天殺的大草包,竟然夜入小姐門,她拼著今晚不睡了,也要守好小姐。
秦初嘴角一抽“不用不用,嬤嬤您年紀大了,快早些睡吧,我這就走。”
年紀這么大還熬夜,也太不養生了。
“老奴精神好著呢,不睡也不打緊。”紫云嬤嬤一副不跟秦初徹夜長談不罷休的架勢,半步也不讓。
秦初登時啞口無言,一旁的綠藥見狀,忙拽住紫云嬤嬤的胳膊“嬤嬤,咱們快回去吧,明早還要趕路呢,您說您瞎折騰什么,人家秦小姐哪有功夫陪您聊天,要陪也是陪咱們小姐。”
“啊,對對對,我先回房了。”秦初連忙附和兩聲,逃也似地回到隔壁,開門關門,一氣呵成,好像后面有老虎在追似的。
這個嬤嬤也太嚇人了,跟捉賊一樣,唬得她心虛。
紫云嬤嬤得勝而歸,還不忘戳了戳綠藥的頭,言語教訓道“你這個小丫頭,怎么胳膊肘往外拐,我跟你說今晚不許睡,給我盯好了。”
“好好好,您想盯就盯。”綠藥敷衍地打了個哈欠,嬤嬤也太不識趣了,白在夫人身邊伺候了半輩子,連成人之美的道理都不懂,這不是壞小姐的好事嗎。
說起來秦大草包也不行,慫什么啊,就不出來能怎么地,嬤嬤還能硬闖嗎
綠藥心里吐槽不停,沒理會坐在窗前的紫云嬤嬤,早早睡去。
第二日,眾人休息了一晚,精神都尚可,唯有紫云嬤嬤一個勁地打哈欠,一上馬車就歪了歪身子睡著了。

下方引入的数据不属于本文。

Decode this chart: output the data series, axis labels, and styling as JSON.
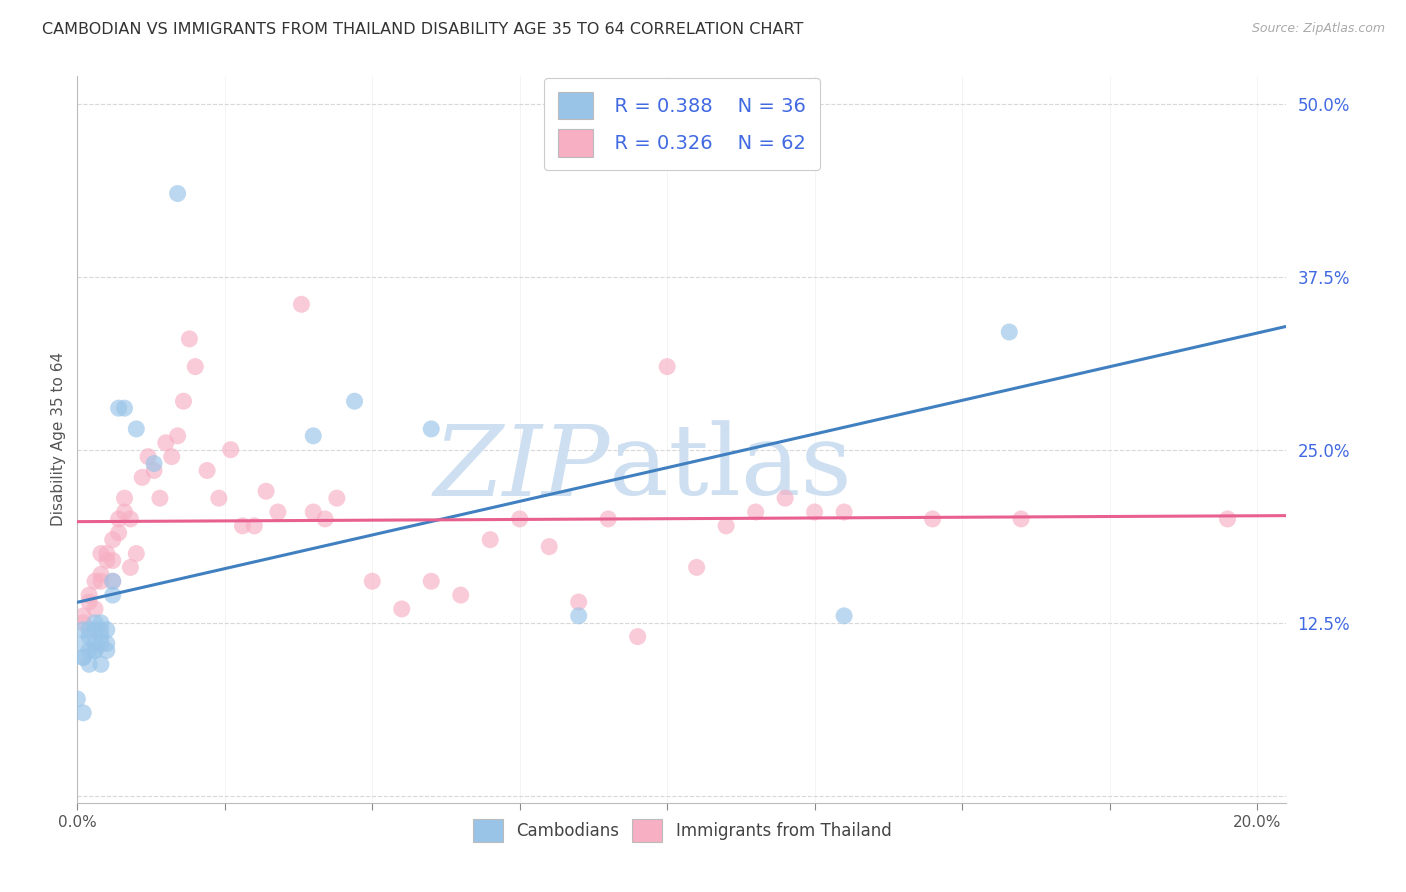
{
  "title": "CAMBODIAN VS IMMIGRANTS FROM THAILAND DISABILITY AGE 35 TO 64 CORRELATION CHART",
  "source": "Source: ZipAtlas.com",
  "ylabel": "Disability Age 35 to 64",
  "xlim": [
    0.0,
    0.205
  ],
  "ylim": [
    -0.005,
    0.52
  ],
  "y_ticks": [
    0.0,
    0.125,
    0.25,
    0.375,
    0.5
  ],
  "y_tick_labels": [
    "",
    "12.5%",
    "25.0%",
    "37.5%",
    "50.0%"
  ],
  "x_ticks": [
    0.0,
    0.025,
    0.05,
    0.075,
    0.1,
    0.125,
    0.15,
    0.175,
    0.2
  ],
  "x_tick_labels_bottom": [
    "0.0%",
    "",
    "",
    "",
    "",
    "",
    "",
    "",
    "20.0%"
  ],
  "legend1_r": "R = 0.388",
  "legend1_n": "N = 36",
  "legend2_r": "R = 0.326",
  "legend2_n": "N = 62",
  "blue_fill": "#99c4e8",
  "pink_fill": "#f7afc3",
  "blue_line": "#4080c0",
  "pink_line": "#e86090",
  "title_color": "#333333",
  "source_color": "#aaaaaa",
  "stat_color": "#4169E1",
  "watermark_color": "#cddff0",
  "bg_color": "#ffffff",
  "grid_color": "#d8d8d8",
  "bottom_legend_color": "#444444",
  "cambodians_x": [
    0.0,
    0.001,
    0.001,
    0.001,
    0.001,
    0.001,
    0.002,
    0.002,
    0.002,
    0.002,
    0.003,
    0.003,
    0.003,
    0.003,
    0.003,
    0.004,
    0.004,
    0.004,
    0.004,
    0.004,
    0.005,
    0.005,
    0.005,
    0.006,
    0.006,
    0.007,
    0.008,
    0.01,
    0.013,
    0.017,
    0.04,
    0.047,
    0.06,
    0.085,
    0.13,
    0.158
  ],
  "cambodians_y": [
    0.07,
    0.06,
    0.1,
    0.11,
    0.12,
    0.1,
    0.095,
    0.105,
    0.12,
    0.115,
    0.11,
    0.105,
    0.12,
    0.125,
    0.105,
    0.115,
    0.12,
    0.125,
    0.095,
    0.11,
    0.11,
    0.105,
    0.12,
    0.145,
    0.155,
    0.28,
    0.28,
    0.265,
    0.24,
    0.435,
    0.26,
    0.285,
    0.265,
    0.13,
    0.13,
    0.335
  ],
  "thailand_x": [
    0.001,
    0.001,
    0.002,
    0.002,
    0.003,
    0.003,
    0.004,
    0.004,
    0.004,
    0.005,
    0.005,
    0.006,
    0.006,
    0.006,
    0.007,
    0.007,
    0.008,
    0.008,
    0.009,
    0.009,
    0.01,
    0.011,
    0.012,
    0.013,
    0.014,
    0.015,
    0.016,
    0.017,
    0.018,
    0.019,
    0.02,
    0.022,
    0.024,
    0.026,
    0.028,
    0.03,
    0.032,
    0.034,
    0.038,
    0.04,
    0.042,
    0.044,
    0.05,
    0.055,
    0.06,
    0.065,
    0.07,
    0.075,
    0.08,
    0.085,
    0.09,
    0.095,
    0.1,
    0.105,
    0.11,
    0.115,
    0.12,
    0.125,
    0.13,
    0.145,
    0.16,
    0.195
  ],
  "thailand_y": [
    0.125,
    0.13,
    0.14,
    0.145,
    0.135,
    0.155,
    0.155,
    0.16,
    0.175,
    0.17,
    0.175,
    0.155,
    0.17,
    0.185,
    0.19,
    0.2,
    0.205,
    0.215,
    0.165,
    0.2,
    0.175,
    0.23,
    0.245,
    0.235,
    0.215,
    0.255,
    0.245,
    0.26,
    0.285,
    0.33,
    0.31,
    0.235,
    0.215,
    0.25,
    0.195,
    0.195,
    0.22,
    0.205,
    0.355,
    0.205,
    0.2,
    0.215,
    0.155,
    0.135,
    0.155,
    0.145,
    0.185,
    0.2,
    0.18,
    0.14,
    0.2,
    0.115,
    0.31,
    0.165,
    0.195,
    0.205,
    0.215,
    0.205,
    0.205,
    0.2,
    0.2,
    0.2
  ]
}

綠藥小聲道“小姐,紫云嬤嬤昨夜沒怎么睡,咱們的馬車太小,要不你去跟秦小姐擠擠”
瞧瞧,她多善解人意,精準拿捏小姐的心思。
丘瑾寧無奈地掃了她一眼“莫要胡言亂語。”
昨夜一時心亂說出希望對方留宿的話,過后只覺得羞人,她還沒想好怎么面對秦初,怎么和那人單獨相處。
綠藥見她不為所動,默默倚著車窗,小姐真是口是心非,明明以前跟望夫石似的天天去縣衙后邊的大路上守著,就為了看秦大草包一眼,這會兒還矜持起來了。
現在的年輕人啊,真不坦蕩。
這邊,罐子看著懨懨無神的自家小姐,八卦道“小姐,您想什么呢”
“沒想什么。”秦初腦子里想著昨夜,丘瑾寧怎么能過河拆橋呢,太不厚道了。
罐子眼珠子一轉,小聲道“不然,奴婢去請丘小姐過來”
秦初瞪了她一眼“少說話,不許亂來。”
罐子翻了個白眼,當她不知道昨夜的事啊,她聽到動靜,貼著門認真聽了半天,小姐大晚上跑去找丘小姐,被人家紫云嬤嬤給攆回來了,太不爭氣了。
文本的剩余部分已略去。